Over the years I have tended to vary my styles and subjects, to avoid getting stale. Stashed away around the house there were a number of canvases already prepared with textured surfaces. I decided to use these for the new paintings. Occasionally this meant painting over old pictures, but I guess we all have to make sacrifices sometimes!
Although I had a general sense of where I wanted to go, I decided to let the surface lines and textures guide me. I was searching for pattern in random forms, and I found it too, often exactly where it needed to be! The coral tree in the painting above, for example, corresponds exactly with lines in the textured surface that I had prepared 4 years before! This transitional work was finished shortly before the 'Space' series began.

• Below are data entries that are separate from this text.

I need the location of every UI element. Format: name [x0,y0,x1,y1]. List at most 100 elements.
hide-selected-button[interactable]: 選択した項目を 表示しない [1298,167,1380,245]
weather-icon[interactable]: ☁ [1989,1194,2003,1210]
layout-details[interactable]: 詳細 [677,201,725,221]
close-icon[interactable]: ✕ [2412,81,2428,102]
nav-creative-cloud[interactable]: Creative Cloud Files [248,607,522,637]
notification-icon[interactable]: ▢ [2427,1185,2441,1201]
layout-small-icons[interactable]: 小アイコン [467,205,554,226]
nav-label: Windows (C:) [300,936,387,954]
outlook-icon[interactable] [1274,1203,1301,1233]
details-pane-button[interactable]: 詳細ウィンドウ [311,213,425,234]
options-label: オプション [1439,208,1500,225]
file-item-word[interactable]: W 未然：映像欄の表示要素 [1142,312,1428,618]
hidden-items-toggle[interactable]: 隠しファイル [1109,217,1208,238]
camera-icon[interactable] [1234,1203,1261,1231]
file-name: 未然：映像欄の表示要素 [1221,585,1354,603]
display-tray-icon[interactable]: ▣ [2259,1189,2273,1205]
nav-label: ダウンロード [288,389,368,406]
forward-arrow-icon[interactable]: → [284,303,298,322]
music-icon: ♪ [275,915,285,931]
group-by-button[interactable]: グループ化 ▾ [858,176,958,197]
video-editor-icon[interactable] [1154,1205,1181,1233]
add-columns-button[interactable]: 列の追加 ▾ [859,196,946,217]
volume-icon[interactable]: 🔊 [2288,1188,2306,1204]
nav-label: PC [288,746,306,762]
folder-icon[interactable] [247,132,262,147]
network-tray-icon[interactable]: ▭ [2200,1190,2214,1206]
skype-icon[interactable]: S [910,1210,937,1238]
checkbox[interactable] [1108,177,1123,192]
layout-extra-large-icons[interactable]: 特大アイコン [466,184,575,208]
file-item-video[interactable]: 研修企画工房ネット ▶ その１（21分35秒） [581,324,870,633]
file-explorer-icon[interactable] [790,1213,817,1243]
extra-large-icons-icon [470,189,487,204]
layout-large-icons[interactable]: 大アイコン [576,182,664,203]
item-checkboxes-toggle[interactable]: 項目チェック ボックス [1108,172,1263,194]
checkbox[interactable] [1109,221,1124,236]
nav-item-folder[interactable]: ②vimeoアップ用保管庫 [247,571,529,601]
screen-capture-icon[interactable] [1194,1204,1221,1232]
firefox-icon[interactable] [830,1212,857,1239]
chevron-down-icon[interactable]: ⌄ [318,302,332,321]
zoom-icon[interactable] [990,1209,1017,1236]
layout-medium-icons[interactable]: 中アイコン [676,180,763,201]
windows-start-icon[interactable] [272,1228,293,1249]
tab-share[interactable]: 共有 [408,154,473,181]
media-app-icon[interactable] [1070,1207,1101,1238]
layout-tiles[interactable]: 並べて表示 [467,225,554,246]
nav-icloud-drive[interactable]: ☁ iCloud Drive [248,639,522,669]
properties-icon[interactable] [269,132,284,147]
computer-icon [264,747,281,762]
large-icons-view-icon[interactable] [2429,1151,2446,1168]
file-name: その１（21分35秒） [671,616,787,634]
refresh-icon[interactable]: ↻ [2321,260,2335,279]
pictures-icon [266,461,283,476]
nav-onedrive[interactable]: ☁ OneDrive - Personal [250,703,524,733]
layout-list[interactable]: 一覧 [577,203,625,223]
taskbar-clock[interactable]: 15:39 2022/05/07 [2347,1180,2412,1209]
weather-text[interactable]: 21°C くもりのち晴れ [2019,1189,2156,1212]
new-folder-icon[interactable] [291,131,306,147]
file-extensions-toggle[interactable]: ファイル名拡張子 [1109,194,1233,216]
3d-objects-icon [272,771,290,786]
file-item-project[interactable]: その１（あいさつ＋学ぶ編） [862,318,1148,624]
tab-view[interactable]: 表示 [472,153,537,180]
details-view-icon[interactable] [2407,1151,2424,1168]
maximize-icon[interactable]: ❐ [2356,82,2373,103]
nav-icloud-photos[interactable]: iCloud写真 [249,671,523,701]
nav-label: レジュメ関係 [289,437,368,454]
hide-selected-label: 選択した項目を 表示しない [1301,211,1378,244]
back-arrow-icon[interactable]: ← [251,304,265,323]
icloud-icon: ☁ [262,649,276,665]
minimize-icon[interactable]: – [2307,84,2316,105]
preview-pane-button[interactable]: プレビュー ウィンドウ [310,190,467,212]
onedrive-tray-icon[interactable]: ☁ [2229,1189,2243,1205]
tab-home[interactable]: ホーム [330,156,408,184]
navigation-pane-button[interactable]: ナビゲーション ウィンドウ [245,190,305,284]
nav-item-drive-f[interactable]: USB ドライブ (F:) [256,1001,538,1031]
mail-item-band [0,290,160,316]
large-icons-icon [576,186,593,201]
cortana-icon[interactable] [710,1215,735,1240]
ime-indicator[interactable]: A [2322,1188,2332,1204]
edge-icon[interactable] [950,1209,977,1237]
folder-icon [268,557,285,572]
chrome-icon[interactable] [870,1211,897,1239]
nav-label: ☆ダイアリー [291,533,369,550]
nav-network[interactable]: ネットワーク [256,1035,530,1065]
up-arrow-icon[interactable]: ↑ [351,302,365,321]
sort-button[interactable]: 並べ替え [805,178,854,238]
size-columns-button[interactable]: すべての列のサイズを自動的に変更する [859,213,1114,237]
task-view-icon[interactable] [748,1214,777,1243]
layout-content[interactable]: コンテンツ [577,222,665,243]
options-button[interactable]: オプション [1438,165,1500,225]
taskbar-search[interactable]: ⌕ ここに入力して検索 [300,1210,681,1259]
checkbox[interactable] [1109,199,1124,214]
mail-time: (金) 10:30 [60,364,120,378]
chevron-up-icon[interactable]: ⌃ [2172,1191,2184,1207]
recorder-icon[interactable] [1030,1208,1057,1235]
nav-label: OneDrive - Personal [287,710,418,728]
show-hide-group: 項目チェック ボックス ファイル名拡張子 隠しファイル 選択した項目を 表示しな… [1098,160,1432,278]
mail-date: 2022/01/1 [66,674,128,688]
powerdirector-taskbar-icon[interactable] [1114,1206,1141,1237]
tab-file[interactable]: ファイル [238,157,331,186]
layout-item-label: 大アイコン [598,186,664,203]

I can sometimes spend hours just sitting and looking at a painting in progress, reflecting on the various ways it might develop. Is there a natural coherence to the forms that are emerging? What are they saying to me? If I am not convinced by what I see, I may paint over the whole canvas and start again from scratch. Whether the work is large or small, whether it comes together slowly or swiftly, it is liberating to feel a total absence of pressure: no hurry, no worry! I may leave a work alone for weeks, then come back to it with a fresh eye and renewed energy. The time delay doesn't seem to break the creative flow when I am working in a more abstract way.
The following posts will mostly be about the things I've discovered and am continuing to discover through my paintings, both figurative and abstract. I don’t expect everyone to feel the way I feel or see exactly what I see, but maybe these reflections on my work, and my life here in France, will help expand your personal vision of the world around you, as together we contemplate the marvels of creation, the immensity of the universe, the fragile beauty of our planet, the intimate complexity of our own bodies, and the awesome God who created it all.